OMG!! My friend with the famous family wants me to bring something fancy to wear in HOLLYWOOD!!! I started racking my brain on potential ideas.
I'm no stranger to red carpets...but this was an LA Red Carpet...I could barely contain myself on the 45 minute flight from Arizona and was so happy to see Ron when HIS DRIVER picked me up. This guy is class plus.
Ron:
So...did you bring a suit?
Me:
What? no good?
Ron:
No, I mean...you look...interesting...just not sure you're going to fit in
Me:
I'm a chameleon. I blend in wherever...so whats the event...Movie Screening? Gallery Opening?
Ron:
We're going to a funeral.
Me:
A what?
Ron:
A funeral. One of my friends dads passed away and we need to make an appearance.
Me:
Have I met this person?
Ron:
Were you at my birthday in January?
Me:
I was living in Arizona
Ron:
Ok then, no you haven't.
So here we are driving up the I-10 to Beverly Hills on my way to a friend of a friends father's funeral...not really the way I planned my fabulous LA vacation but I can adjust. We arrive at the funeral and I notice something right off the bat...no body.
Me:
(whispering) where is the body?
Ron:
(whispering) in the ground. he's Jewish
Me:
(whispering) then what's with the priest?
Ron:
I have no fucking idea
Yes, Ron's friend Abraham Hebrewburg's father was in fact Jewish as was his mother...so the appearance of the priest was something I had to question.
Ron:
Abe, so sorry about your dad man.
Abe:
Thanks so much for coming. Is this your boyfriend?
Ron:
No, dude, I'm straight and married...You were in my wedding.
Abe:
Oh, yea sorry. Mom gave me a pill to help my nerves...I think it was Valium
Me:
I think it was angel dust......what?
Ron (looking offended):
You could do worse.
Me:
Yes I know I could- but we aren.... why are we even discussing this?!

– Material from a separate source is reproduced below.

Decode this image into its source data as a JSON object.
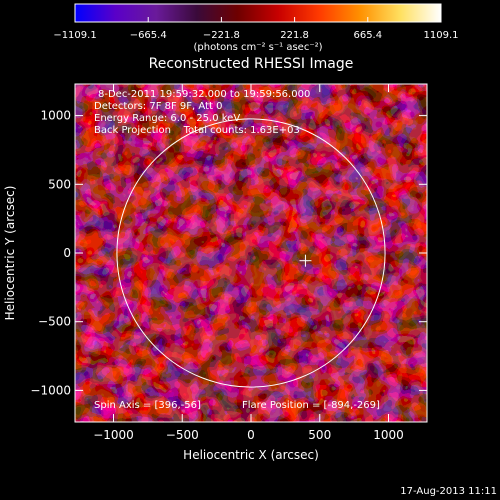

So Abe explains to us that when his father passed away suddenly, there were no Rabbis available to bury the body by sundown so his mother thought it'd be 6 to 1 half dozen of the other...but this was BEVERLY HILLS...I cut off 5 Rabbis at baggage claim...this town is full of Jews! Well once the priest had buried the body his mother felt it rude to not have him do the service...but a Rabbi was en route as well.
Where have I seen these girls before?? They weren't A-list stars...they weren't B-list stars...I couldn't think of it so I asked Ron if Abe's dad was in show biz.
Ron:
Yea, his dad worked as a movie director. Isn't it great to see how many of the stars he worked with came out to pay tribute to him? It's sweet.
Me:
It's definitely something but sweet is not the word I would use. Ron, these chicks are porn stars.
Ron:
What? No. His dad didn't direct porn! He made educational films.
Me:
Yea...SEX ED films!! Unless you count the one over there that did Dallas as a Geography film.
Ron:
You're being ridiculous. Plus, what would you know about straight porn anyways?
Me:
Ummm you're talking to the guy who at the age of 12 ordered $7,500 worth of the Spice Channel on his a/b cable box during one week of April vacation....I know a female porn star when I see one.
Ron:
Stop it. You're being silly. I have to go help Abe with the hot dogs.
Me:
HOT DOGS?!
Ron:
Yea. His dad really loved this hot dog place in Calabasas and he had them cater all of his parties so Abe thought it would be a nice send off to have them cater the reception.
Me:
And you see NOTHING odd about this? Nothing at all?
Ron:
No you're right! I know. I actually thought about it too; but Abe cleared it up.
Me:
Annnnnnd?
Ron:
Their all beef so they're Kosher.
Oh for Christ's sake....FINE! I'll see you inside the reception.